Pocas personas declaran abiertamente contar con un ideal de vida. Parece una idea romántica y algo ingenua para los tiempos presentes, marcados por el pragmatismo, el consumo, las relaciones humanas transaccionales y la búsqueda del éxito socio-económico.

Los filósofos antiguos compartieron una idea: el sentido de la vida humana es trabajar para conquistar en los propios actos un ideal caracterizado por las mayores virtudes. Se buscaba que los esfuerzos personales se orientaran a convertirnos en ese propio ideal, encarnando cada día un poco más esa visualización de lo mejor de lo humano en mí.

El ideal está marcado por la construcción presente de las virtudes deseadas, generalmente la bondad hacia los demás, el amor universal, la armonía emocional, el respeto a la vida, la paz en las relaciones con otros, la humildad y el servicio como actitud en el quehacer práctico.

La palabra ideal se asocia a utopía inalcanzable, a lo imposible de realizar. Es necesario que resignifiquemos esa interpretación para concebir que el ideal es el horizonte de sentido existencial, la dirección hacia la que orientamos nuestras intenciones y nuestros esfuerzos creativos. Es la búsqueda del estado deseado, la visualización respecto de lo mejor para mí y los demás.

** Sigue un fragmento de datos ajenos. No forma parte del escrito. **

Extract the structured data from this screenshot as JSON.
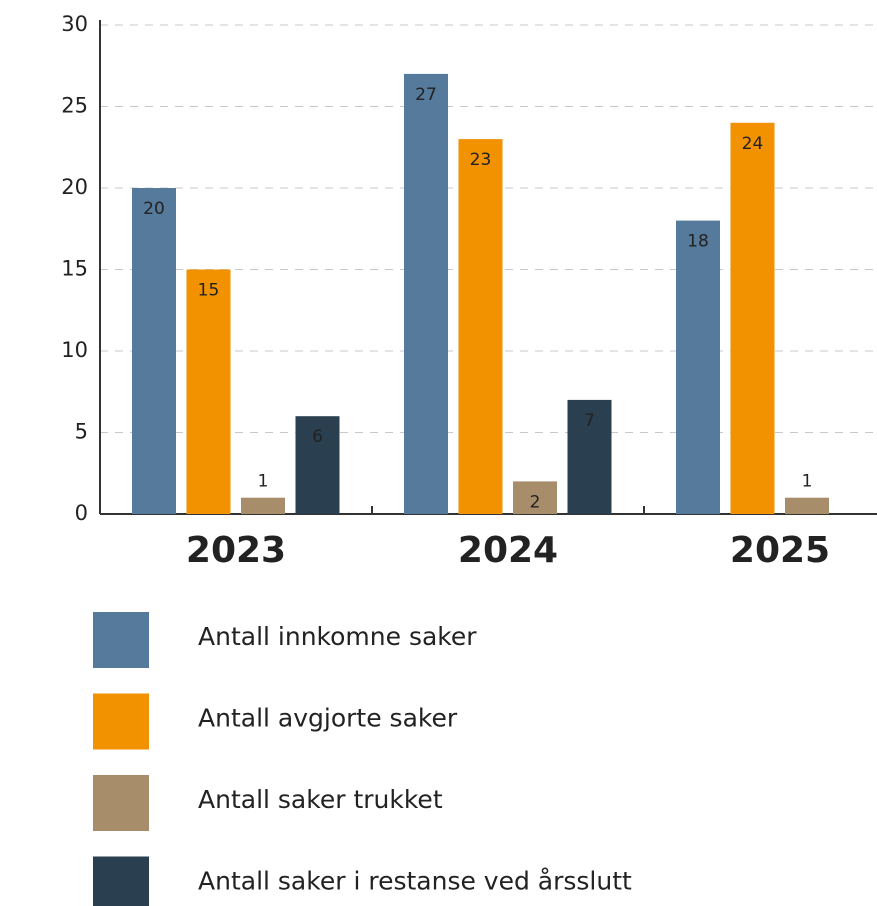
{
  "chart_data": {
    "type": "bar",
    "categories": [
      "2023",
      "2024",
      "2025"
    ],
    "series": [
      {
        "name": "Antall innkomne saker",
        "color": "#557a9b",
        "values": [
          20,
          27,
          18
        ]
      },
      {
        "name": "Antall avgjorte saker",
        "color": "#f39200",
        "values": [
          15,
          23,
          24
        ]
      },
      {
        "name": "Antall saker trukket",
        "color": "#a88d6b",
        "values": [
          1,
          2,
          1
        ]
      },
      {
        "name": "Antall saker i restanse ved årsslutt",
        "color": "#2a3f4f",
        "values": [
          6,
          7,
          null
        ]
      }
    ],
    "ylim": [
      0,
      30
    ],
    "yticks": [
      0,
      5,
      10,
      15,
      20,
      25,
      30
    ],
    "grid": true
  }
}
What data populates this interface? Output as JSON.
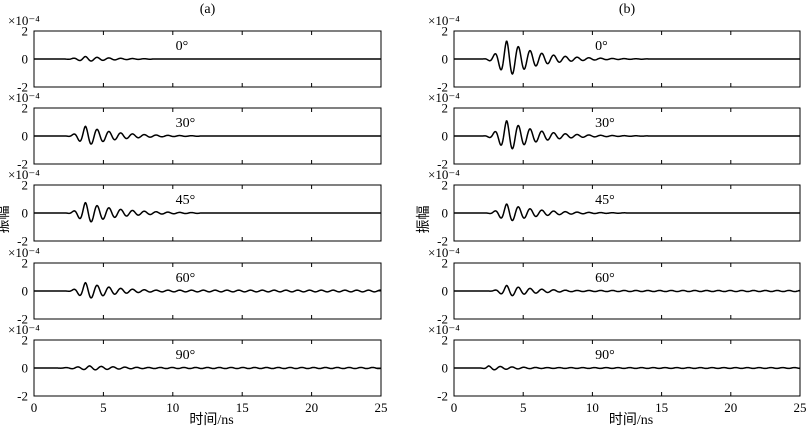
{
  "figure": {
    "xlabel": "时间/ns",
    "ylabel": "振幅"
  },
  "chart_data": [
    {
      "type": "line",
      "panel_label": "(a)",
      "xlabel": "时间/ns",
      "ylabel": "振幅",
      "xlim": [
        0,
        25
      ],
      "ylim": [
        -2,
        2
      ],
      "y_exponent_label": "×10⁻⁴",
      "x_ticks": [
        "0",
        "5",
        "10",
        "15",
        "20",
        "25"
      ],
      "y_ticks": [
        "-2",
        "0",
        "2"
      ],
      "grid": false,
      "subplots": [
        {
          "angle_label": "0°",
          "waveform": {
            "onset": 1.8,
            "end": 8.5,
            "peak_time": 3.7,
            "peak_amplitude": 0.18,
            "period": 0.85,
            "decay": 2.0,
            "tail": 0.0
          }
        },
        {
          "angle_label": "30°",
          "waveform": {
            "onset": 2.2,
            "end": 12.0,
            "peak_time": 3.7,
            "peak_amplitude": 0.7,
            "period": 0.85,
            "decay": 2.2,
            "tail": 0.0
          }
        },
        {
          "angle_label": "45°",
          "waveform": {
            "onset": 2.2,
            "end": 12.0,
            "peak_time": 3.7,
            "peak_amplitude": 0.75,
            "period": 0.85,
            "decay": 2.4,
            "tail": 0.0
          }
        },
        {
          "angle_label": "60°",
          "waveform": {
            "onset": 2.2,
            "end": 25.0,
            "peak_time": 3.7,
            "peak_amplitude": 0.6,
            "period": 0.85,
            "decay": 2.2,
            "tail": 0.06
          }
        },
        {
          "angle_label": "90°",
          "waveform": {
            "onset": 1.0,
            "end": 25.0,
            "peak_time": 4.0,
            "peak_amplitude": 0.15,
            "period": 0.85,
            "decay": 3.0,
            "tail": 0.04
          }
        }
      ]
    },
    {
      "type": "line",
      "panel_label": "(b)",
      "xlabel": "时间/ns",
      "ylabel": "振幅",
      "xlim": [
        0,
        25
      ],
      "ylim": [
        -2,
        2
      ],
      "y_exponent_label": "×10⁻⁴",
      "x_ticks": [
        "0",
        "5",
        "10",
        "15",
        "20",
        "25"
      ],
      "y_ticks": [
        "-2",
        "0",
        "2"
      ],
      "grid": false,
      "subplots": [
        {
          "angle_label": "0°",
          "waveform": {
            "onset": 2.0,
            "end": 14.0,
            "peak_time": 3.8,
            "peak_amplitude": 1.3,
            "period": 0.85,
            "decay": 2.2,
            "tail": 0.0
          }
        },
        {
          "angle_label": "30°",
          "waveform": {
            "onset": 2.0,
            "end": 14.0,
            "peak_time": 3.8,
            "peak_amplitude": 1.1,
            "period": 0.85,
            "decay": 2.2,
            "tail": 0.0
          }
        },
        {
          "angle_label": "45°",
          "waveform": {
            "onset": 2.2,
            "end": 12.5,
            "peak_time": 3.8,
            "peak_amplitude": 0.65,
            "period": 0.85,
            "decay": 2.2,
            "tail": 0.0
          }
        },
        {
          "angle_label": "60°",
          "waveform": {
            "onset": 2.4,
            "end": 25.0,
            "peak_time": 3.8,
            "peak_amplitude": 0.4,
            "period": 0.85,
            "decay": 2.2,
            "tail": 0.04
          }
        },
        {
          "angle_label": "90°",
          "waveform": {
            "onset": 1.8,
            "end": 25.0,
            "peak_time": 2.5,
            "peak_amplitude": 0.15,
            "period": 0.85,
            "decay": 2.5,
            "tail": 0.03
          }
        }
      ]
    }
  ]
}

Igual que para los Reyes Magos que seguían la estrella de Belén, el ideal de vida es la estrella que está en mi horizonte, en mi cielo personal. Su poder es el de movilizarnos hacia ello, atrayendo nuestros mejores esfuerzos. Es la estrella siempre seguida, aunque quizás nunca alcanzada. Eso no es lo relevante. La vida se habita en el presente y en los procesos personales y sociales de construirnos cotidianamente, por lo que de nosotros depende el foco en el proceso de concreción de sentido. Los resultados derivarán de esa búsqueda cotidiana del estado deseado.

La vida no es objetiva. La objetividad es para el mundo de los objetos, y la subjetividad es para el mundo de las personas y las relaciones. Tratar a los objetos con subjetividad es patología (la lámpara me mira y me cae bien) y tratar a las personas con pretensión de objetividad consolida relaciones de poder subyugante, pues “unos pocos” acceden, exigen y obligan a otros a vivir “la verdad” de su paradigma de vida (por ejemplo, la frase “debes hacer lo que digo pues es lo que corresponde”).

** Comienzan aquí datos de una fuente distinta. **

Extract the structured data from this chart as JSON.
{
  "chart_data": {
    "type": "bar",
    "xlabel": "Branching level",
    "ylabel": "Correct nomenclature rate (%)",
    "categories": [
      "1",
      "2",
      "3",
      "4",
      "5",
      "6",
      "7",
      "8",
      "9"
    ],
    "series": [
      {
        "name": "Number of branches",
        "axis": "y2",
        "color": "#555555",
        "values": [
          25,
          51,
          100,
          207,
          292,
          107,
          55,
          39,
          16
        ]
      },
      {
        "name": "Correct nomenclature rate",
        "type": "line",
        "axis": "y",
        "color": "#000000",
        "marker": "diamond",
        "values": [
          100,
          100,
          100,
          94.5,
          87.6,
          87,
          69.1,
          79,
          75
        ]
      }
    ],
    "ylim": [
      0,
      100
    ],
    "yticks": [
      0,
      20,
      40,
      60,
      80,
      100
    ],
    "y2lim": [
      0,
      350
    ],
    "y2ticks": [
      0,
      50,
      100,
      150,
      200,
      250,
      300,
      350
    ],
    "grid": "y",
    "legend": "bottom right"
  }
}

Vivimos en las propias historias, en los cuentos que nos contamos, en el relato de lo que nos acontece y en las narrativas de logro y sufrimiento que nos construimos. Ahí no hay nada objetivo. Si bien existen hechos concretos que marcan nuestra biografía, nuestra vida la vivimos en las narrativas subjetivas que nos contamos, en nuestras estructuras de valoración y significación del vivir la vida. Más que vivir en “los hechos”, habitamos la vida desde nuestros paradigmas, que a su vez son los que tiñen nuestra percepción de la realidad.

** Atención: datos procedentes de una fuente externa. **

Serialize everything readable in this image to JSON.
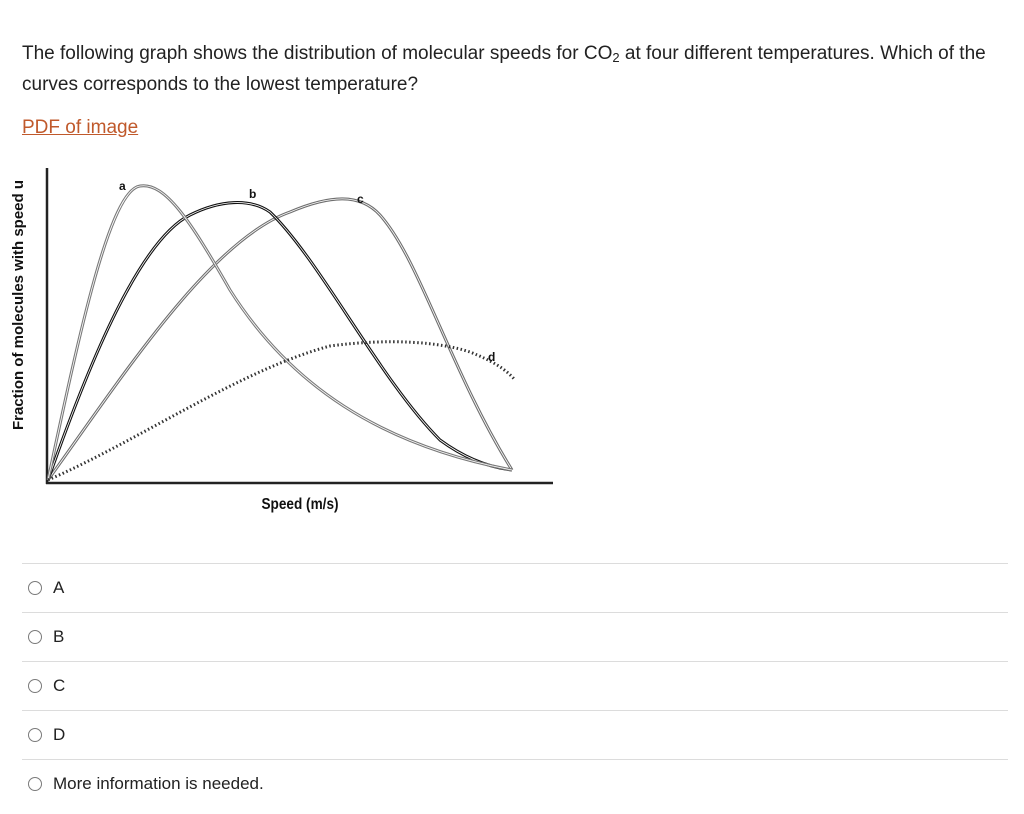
{
  "question": {
    "text_before": "The following graph shows the distribution of molecular speeds for CO",
    "subscript": "2",
    "text_after": " at four different temperatures. Which of the curves corresponds to the lowest temperature?"
  },
  "pdf_link": "PDF of image",
  "figure": {
    "ylabel": "Fraction of molecules with speed u",
    "xlabel": "Speed (m/s)",
    "curve_labels": {
      "a": "a",
      "b": "b",
      "c": "c",
      "d": "d"
    }
  },
  "options": [
    {
      "label": "A"
    },
    {
      "label": "B"
    },
    {
      "label": "C"
    },
    {
      "label": "D"
    },
    {
      "label": "More information is needed."
    }
  ]
}
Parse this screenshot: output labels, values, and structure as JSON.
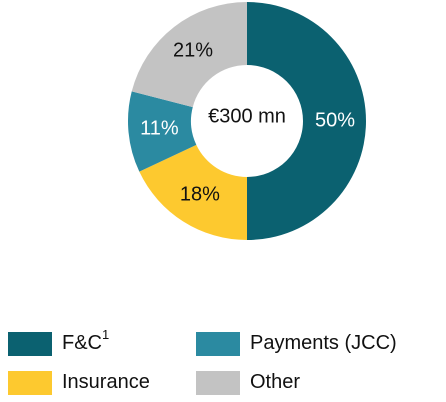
{
  "chart_data": {
    "type": "donut",
    "center_label": "€300 mn",
    "series": [
      {
        "name": "F&C",
        "name_superscript": "1",
        "color": "#0b6170",
        "values": [
          50
        ],
        "value_labels": [
          "50%"
        ]
      },
      {
        "name": "Insurance",
        "color": "#fdc92f",
        "values": [
          18
        ],
        "value_labels": [
          "18%"
        ]
      },
      {
        "name": "Payments (JCC)",
        "color": "#2b8aa1",
        "values": [
          11
        ],
        "value_labels": [
          "11%"
        ]
      },
      {
        "name": "Other",
        "color": "#c3c3c3",
        "values": [
          21
        ],
        "value_labels": [
          "21%"
        ]
      }
    ],
    "legend_order": [
      0,
      2,
      1,
      3
    ]
  }
}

Reiteremos la pregunta del gran psicólogo Paul Watzlawick: ¿es real la realidad? Para la subjetividad humana la vida que habito es la que percibo, interpreto, visualizo, construyo y busco. Desde mis modelos mentales soy y estoy en el mundo, por lo que nuestras palancas de evolución, crecimiento y cambio están en ampliar los límites de mis historias, mis creencias y mi horizonte de sentido, el ideal buscado para mi vida.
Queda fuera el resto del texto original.